Most of the research presented at ICAAC was done in the test- tube or with animals, and so is not immediately useful to physicians and patients. Furthermore, much of the research relevant to MAC was presented by scientists from France, Japan and Italy, and some of the agents they studied may not be easily accessible to U.S. researchers or clinicians. Of those new potential anti-MAC agents under study in the U.S., Dr. Bermudez felt, in fact, that only two appear to be really worth pursuing as therapies for active MAC -- liposomal gentamicin, which is an aminoglycoside like amikacin, and KRM 1648, a rifamycin like rifabutin. His lab is working with the latter drug in animal studies, and liposomal gentamicin is now in phase I and II clinical trials.

The liposomal gentamicin must be administered intravenously, which has disadvantages, except in two aspects. For one, the effectiveness of oral MAC drugs is often hampered by the poor gastrointestinal absorption common in persons with this illness. Additionally, the nature of liposomes may allow one dose to last for a week or more, minimizing the inconvenience of IV administration. [Note: Liposomes are microscopic spheres of fat, designed to target the drug they contain to where it is needed in the body.]

Interestingly, Dr. Bermudez said that a liposomal formulation of amikacin is probably even stronger than gentamicin, but has not yet entered clinical trials for treating MAC. We contacted the developer of liposomal amikacin, Vestar Inc., in San Dimas, California, to determine the progress of this promising treatment. Michael Ross, Executive Vice President of Medical Regulatory Affairs, told us that a phase I dose-ranging study of liposomal amikacin (Mikasome), conducted in Brussels, showed the formulation to be safely tolerated in volunteers who had HIV but were not experiencing symptomatic MAC. He said Vestar is now planning phase II (efficacy) trials of Mikasome for the treatment of various bacterial infections, probably including MAC, and probably to be conducted in the U.S. Mr. Ross also thinks it could be a good candidate to test against tuberculosis. He pointed out that small changes in the lipid structure can make a very large difference in biological activity.

As mentioned above, one of the problems with the standard versions of aminoglycosides has been potentially serious side effects following long-term use.

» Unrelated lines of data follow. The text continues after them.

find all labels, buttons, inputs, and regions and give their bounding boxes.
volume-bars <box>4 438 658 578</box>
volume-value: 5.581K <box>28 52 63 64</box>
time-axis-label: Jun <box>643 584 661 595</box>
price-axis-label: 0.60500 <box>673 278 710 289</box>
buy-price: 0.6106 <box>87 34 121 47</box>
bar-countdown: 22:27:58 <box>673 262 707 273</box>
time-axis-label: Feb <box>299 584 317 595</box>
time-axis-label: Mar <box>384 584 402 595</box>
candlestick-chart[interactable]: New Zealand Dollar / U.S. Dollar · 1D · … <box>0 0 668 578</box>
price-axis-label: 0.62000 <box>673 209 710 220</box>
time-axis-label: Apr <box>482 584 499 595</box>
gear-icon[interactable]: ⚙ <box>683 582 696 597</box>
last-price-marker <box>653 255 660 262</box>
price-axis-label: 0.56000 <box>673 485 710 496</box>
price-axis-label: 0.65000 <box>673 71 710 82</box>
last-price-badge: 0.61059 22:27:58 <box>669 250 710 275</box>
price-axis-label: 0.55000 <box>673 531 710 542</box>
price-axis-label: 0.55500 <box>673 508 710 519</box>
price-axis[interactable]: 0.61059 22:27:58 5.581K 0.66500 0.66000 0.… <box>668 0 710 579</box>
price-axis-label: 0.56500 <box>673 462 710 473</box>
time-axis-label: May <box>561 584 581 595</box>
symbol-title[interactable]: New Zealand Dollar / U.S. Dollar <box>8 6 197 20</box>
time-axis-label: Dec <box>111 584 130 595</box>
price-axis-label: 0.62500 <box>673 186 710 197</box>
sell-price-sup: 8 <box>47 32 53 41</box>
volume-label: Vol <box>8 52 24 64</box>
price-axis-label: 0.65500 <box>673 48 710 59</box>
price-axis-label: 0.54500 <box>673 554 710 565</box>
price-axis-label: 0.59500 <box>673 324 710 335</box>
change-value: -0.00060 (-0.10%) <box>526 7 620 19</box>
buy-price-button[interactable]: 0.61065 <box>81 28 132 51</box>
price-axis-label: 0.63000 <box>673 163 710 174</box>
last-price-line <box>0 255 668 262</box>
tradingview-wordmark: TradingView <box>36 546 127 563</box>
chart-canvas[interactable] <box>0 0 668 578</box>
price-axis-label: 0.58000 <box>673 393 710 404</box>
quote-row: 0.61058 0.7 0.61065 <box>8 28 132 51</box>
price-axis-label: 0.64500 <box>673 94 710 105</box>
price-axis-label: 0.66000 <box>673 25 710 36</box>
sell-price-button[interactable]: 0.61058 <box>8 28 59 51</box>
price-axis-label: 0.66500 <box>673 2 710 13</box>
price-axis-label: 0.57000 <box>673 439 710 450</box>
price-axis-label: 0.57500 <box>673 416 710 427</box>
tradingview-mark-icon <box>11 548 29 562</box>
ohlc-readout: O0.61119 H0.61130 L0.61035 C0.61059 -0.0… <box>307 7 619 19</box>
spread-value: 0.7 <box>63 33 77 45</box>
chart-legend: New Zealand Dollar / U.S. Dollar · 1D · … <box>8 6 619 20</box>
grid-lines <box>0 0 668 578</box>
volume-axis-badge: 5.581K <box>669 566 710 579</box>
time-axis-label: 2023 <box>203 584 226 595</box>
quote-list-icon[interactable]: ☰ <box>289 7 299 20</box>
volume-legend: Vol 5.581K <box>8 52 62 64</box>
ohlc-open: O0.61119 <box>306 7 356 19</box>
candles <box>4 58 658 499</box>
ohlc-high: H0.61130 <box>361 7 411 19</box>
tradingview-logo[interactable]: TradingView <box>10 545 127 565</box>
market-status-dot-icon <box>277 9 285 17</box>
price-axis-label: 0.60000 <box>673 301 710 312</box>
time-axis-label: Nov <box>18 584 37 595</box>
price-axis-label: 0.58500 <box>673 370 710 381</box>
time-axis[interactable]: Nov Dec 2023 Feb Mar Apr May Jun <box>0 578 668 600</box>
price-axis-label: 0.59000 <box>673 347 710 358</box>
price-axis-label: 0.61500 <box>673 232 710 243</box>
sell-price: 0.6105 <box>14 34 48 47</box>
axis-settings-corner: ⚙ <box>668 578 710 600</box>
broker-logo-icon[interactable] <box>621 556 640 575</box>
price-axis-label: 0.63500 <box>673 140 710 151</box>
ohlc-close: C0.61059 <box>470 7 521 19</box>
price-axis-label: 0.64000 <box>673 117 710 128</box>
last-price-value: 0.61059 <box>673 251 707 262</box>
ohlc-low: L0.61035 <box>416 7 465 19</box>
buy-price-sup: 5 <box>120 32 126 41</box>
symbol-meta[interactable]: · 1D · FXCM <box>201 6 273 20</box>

But when drugs are encapsulated in liposomes, the active agents can be transported to the interior of targeted cells, rather than simply drenching the entire body; many side effects that once limited the practicality of a drug can be a lesser problem. Obviously, liposomes could be a very dynamic technology for improving AIDS therapies. Vestar, for example, is also studying liposomal formulations of amphotericin and daunorubicin.

Of the drugs now available for treating active MAC, Dr. Bermudez would use clarithromycin or azithromycin combined with ethambutol, and perhaps clofazimine if a third drug is warranted. He sees less value in the use of ciprofloxacin or rifampin. Dr. Bermudez also noted that GM-CSF (granulocyte- macrophage colony stimulating factor, a growth factor that increases the number and function of these cells), may become a useful adjunct to current MAC treatment. GM-CSF, combined with azithromycin, is being studied in clinical trials for this purpose. It is already FDA-approved to treat people recovering from bone-marrow transplants.

In sum, physicians have a number of drugs available to them for the treatment and the prophylaxis of MAC, with several more in clinical trials. Dr. Gottlieb suggests that physicians and their patients be flexible with MAC therapy: certain combinations may work for some individuals and not for others. There may not yet be a "standard of care" for MAC as concrete as that for PCP or CMV disease, but neither is there cause for the pessimism that once made MAC one of the "untreatable" infections.